Auf eine Kündigung der Personenfreizügigkeit würden darum Neuverhandlungen folgen. Dann droht der Schweiz die Belgier-Blockade: Schon mit einem Verhandlungsmandat müssten sich alle EU-Staaten einverstanden erklären, ebenso mit den Ergebnissen. Das kann unabsehbare Folgen zeitigen, wie auch das Beispiel der Ukraine belegt: Die Niederländer lehnten ein Assoziierungsabkommen mit dem osteuropäischen Land ab. Das hatte mit der Ukraine herzlich wenig zu tun, doch wollten die Stimmbürger der unbeliebten eigenen Regierung und der EU einen Denkzettel verpassen.

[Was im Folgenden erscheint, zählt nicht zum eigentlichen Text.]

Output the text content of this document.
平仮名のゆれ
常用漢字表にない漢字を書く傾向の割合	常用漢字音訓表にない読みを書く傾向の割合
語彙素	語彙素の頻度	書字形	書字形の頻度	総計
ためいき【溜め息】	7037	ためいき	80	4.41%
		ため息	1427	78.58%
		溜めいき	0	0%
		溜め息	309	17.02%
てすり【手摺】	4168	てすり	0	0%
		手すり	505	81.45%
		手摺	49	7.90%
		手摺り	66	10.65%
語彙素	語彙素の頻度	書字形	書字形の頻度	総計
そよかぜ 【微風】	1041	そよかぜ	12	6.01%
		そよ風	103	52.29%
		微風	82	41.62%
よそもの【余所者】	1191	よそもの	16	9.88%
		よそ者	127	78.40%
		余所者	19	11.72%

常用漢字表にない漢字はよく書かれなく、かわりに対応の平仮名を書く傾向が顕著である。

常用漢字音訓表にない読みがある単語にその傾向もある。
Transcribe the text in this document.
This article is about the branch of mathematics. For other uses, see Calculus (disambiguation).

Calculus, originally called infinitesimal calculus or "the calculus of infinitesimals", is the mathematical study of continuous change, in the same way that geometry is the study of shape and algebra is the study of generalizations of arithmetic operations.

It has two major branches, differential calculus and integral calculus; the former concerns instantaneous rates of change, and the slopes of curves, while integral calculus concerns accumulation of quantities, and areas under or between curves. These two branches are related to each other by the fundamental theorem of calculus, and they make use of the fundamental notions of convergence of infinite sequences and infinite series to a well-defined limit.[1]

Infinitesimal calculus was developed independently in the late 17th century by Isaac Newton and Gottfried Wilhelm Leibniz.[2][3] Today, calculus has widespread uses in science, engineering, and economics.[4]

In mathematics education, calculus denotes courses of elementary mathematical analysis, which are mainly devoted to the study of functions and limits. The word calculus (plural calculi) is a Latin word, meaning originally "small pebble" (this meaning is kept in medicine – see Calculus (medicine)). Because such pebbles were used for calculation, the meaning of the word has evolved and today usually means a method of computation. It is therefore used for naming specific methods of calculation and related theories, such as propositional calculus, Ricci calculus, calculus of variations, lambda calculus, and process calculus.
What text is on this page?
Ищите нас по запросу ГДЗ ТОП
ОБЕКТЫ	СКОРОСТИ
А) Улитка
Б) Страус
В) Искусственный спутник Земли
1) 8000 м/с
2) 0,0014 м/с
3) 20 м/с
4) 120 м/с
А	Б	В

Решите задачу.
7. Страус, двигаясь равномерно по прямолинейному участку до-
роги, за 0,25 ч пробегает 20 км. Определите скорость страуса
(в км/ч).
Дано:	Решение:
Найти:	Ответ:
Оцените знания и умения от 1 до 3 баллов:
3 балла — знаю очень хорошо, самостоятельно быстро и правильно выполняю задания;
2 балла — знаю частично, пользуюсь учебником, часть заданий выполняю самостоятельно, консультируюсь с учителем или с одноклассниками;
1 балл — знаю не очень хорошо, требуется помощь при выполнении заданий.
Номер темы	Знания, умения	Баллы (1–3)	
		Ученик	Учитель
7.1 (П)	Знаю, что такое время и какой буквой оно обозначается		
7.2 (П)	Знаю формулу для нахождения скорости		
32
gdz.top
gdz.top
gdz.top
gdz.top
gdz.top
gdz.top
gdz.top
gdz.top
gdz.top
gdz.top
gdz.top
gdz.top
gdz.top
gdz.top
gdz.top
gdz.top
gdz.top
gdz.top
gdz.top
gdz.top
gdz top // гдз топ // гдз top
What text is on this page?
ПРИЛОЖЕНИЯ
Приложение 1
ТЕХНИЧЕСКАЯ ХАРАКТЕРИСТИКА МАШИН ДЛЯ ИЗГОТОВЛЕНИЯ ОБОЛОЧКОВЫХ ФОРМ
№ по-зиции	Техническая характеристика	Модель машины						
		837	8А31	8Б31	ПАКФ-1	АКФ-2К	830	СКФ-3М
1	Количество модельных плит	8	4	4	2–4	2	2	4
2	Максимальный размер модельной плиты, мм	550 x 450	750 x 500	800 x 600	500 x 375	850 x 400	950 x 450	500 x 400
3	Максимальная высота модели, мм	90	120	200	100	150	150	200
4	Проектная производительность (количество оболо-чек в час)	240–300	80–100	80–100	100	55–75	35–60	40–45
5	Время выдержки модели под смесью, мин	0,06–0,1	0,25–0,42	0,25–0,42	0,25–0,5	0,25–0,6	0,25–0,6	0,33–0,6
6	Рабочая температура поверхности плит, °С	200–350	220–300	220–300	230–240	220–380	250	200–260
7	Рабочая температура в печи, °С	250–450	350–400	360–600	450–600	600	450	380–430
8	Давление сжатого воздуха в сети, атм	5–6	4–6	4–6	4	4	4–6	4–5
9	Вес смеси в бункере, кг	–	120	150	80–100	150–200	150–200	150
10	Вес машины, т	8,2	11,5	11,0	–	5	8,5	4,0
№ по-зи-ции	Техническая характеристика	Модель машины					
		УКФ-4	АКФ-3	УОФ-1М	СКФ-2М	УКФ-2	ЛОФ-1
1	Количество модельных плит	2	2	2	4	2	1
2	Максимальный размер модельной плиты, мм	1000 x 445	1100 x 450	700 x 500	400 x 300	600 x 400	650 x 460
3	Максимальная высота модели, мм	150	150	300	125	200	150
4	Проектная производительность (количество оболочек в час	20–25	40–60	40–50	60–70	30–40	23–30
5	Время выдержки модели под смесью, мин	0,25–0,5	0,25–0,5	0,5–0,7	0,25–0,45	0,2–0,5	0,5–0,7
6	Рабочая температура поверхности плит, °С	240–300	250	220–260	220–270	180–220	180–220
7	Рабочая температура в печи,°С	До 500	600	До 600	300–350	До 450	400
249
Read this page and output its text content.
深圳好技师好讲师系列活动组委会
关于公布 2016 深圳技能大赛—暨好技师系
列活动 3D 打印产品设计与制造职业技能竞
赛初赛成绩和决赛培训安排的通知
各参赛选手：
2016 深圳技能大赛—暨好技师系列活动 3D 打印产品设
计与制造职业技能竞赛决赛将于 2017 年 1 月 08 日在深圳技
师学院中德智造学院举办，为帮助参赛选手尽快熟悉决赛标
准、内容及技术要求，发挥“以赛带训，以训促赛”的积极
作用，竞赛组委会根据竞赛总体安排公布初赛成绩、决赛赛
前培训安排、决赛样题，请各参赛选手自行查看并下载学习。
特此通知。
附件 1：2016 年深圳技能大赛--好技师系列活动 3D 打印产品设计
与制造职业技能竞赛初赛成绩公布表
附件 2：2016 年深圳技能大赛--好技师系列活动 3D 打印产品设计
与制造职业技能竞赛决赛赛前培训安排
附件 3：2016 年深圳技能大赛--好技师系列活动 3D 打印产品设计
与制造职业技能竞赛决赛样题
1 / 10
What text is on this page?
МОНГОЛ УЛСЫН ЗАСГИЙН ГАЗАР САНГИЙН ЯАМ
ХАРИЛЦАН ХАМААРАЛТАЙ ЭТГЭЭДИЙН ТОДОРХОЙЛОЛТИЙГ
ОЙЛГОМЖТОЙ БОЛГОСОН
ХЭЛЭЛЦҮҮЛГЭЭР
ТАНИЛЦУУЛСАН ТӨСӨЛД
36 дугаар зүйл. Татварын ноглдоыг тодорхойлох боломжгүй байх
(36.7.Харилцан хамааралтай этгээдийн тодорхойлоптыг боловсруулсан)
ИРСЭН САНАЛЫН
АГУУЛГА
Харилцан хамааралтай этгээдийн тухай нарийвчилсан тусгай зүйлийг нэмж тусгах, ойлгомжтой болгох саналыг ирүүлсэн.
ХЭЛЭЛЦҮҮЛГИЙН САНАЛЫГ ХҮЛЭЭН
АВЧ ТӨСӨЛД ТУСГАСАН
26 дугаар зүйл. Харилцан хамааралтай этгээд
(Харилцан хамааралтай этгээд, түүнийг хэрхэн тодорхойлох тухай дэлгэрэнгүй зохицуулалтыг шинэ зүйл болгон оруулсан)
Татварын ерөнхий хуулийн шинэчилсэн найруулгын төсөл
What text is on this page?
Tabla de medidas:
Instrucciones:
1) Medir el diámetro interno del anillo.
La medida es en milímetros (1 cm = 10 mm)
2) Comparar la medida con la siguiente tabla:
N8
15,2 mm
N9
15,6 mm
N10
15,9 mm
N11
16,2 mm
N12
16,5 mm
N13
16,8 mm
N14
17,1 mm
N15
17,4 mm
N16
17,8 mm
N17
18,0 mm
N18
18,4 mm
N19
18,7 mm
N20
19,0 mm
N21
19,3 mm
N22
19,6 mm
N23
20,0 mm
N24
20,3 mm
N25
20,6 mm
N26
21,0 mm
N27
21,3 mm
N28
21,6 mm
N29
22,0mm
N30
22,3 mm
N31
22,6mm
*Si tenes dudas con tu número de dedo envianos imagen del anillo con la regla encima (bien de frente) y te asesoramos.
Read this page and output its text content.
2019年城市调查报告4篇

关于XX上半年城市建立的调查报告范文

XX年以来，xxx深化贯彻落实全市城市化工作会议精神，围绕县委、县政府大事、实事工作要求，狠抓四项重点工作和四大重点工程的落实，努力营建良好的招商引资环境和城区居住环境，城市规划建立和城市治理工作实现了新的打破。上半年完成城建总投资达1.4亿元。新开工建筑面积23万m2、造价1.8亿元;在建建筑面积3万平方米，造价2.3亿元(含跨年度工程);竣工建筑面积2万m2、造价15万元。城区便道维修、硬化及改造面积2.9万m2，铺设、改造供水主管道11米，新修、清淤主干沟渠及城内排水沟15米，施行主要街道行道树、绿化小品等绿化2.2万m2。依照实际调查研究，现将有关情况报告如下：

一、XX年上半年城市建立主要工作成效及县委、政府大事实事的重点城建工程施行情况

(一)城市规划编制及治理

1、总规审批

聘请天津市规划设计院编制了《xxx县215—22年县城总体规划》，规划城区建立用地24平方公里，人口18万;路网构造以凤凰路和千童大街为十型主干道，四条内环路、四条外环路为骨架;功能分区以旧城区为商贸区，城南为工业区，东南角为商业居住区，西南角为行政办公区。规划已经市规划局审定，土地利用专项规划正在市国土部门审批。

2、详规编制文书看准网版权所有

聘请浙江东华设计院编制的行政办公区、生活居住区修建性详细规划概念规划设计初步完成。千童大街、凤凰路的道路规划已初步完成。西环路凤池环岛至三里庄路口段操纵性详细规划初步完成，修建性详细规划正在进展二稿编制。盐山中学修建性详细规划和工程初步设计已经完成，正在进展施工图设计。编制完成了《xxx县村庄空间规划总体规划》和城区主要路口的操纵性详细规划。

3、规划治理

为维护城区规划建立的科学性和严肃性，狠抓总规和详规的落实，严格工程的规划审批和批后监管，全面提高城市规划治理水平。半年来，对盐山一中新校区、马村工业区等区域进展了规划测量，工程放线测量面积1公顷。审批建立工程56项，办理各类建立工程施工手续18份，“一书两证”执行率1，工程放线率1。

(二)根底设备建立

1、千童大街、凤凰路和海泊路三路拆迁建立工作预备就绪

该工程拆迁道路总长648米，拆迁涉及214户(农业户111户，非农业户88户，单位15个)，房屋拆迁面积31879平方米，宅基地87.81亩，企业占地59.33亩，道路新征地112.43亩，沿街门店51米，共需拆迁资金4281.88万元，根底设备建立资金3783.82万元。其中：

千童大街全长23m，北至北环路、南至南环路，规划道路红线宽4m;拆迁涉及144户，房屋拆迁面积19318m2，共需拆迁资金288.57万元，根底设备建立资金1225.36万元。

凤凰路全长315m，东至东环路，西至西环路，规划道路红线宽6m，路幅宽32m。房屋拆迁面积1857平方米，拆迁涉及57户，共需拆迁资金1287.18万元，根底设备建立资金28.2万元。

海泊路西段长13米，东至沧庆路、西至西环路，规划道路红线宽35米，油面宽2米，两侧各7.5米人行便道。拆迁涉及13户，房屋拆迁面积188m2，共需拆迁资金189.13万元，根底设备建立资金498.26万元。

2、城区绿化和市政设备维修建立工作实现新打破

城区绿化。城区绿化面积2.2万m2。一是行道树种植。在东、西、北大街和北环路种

Hinzu kommt, dass die EU heute deutlich komplexer ist als 1999, als die Bilateralen I abgeschlossen wurden. Damals zählte sie 15 Mitglieder, heute sind es 28. Während viele der alten EU-Staaten enge Verbindungen zur Schweiz pflegen, ist diese für jüngere Mitglieder von Estland bis nach Kroatien weit entfernt.

«Jeder Kleinstaat könnte eigene Milliarde verlangen»

«Für eine Neuauflage der Bilateralen müssten alle 28 EU-Länder den neuen Abkommen zustimmen», sagt der Appenzeller FDP-Ständerat Andrea Caroni. «Die Schweiz würde dadurch erpressbar: Jeder Kleinstaat könnte die Ratifikation blockieren und für sich eine eigene Kohäsionsmilliarde verlangen.» Neue bilaterale Verträge dürfte die EU nämlich nur abschliessen, wenn die Schweiz im Gegenzug wieder Geld lockermacht.

Christoph Blocher stösst sich an solchen Risiken nicht – er scheint die Bilateralen am liebsten ohnehin abschaffen zu wollen. «Selbst wenn die Bilateralen dahinfallen würden, ginge die Schweiz nicht unter», sagte er in Bern. Das mag im Wortsinn stimmen, die Gefahr von Schäden für die Wirtschaft ist jedoch nicht abzustreiten. In einer Studie für den Bund kam das Forschungsinstitut BAK Basel Economics 2015 zum Schluss, dass das Wachstum ohne Bilaterale I um einen Viertel tiefer ausfallen würde.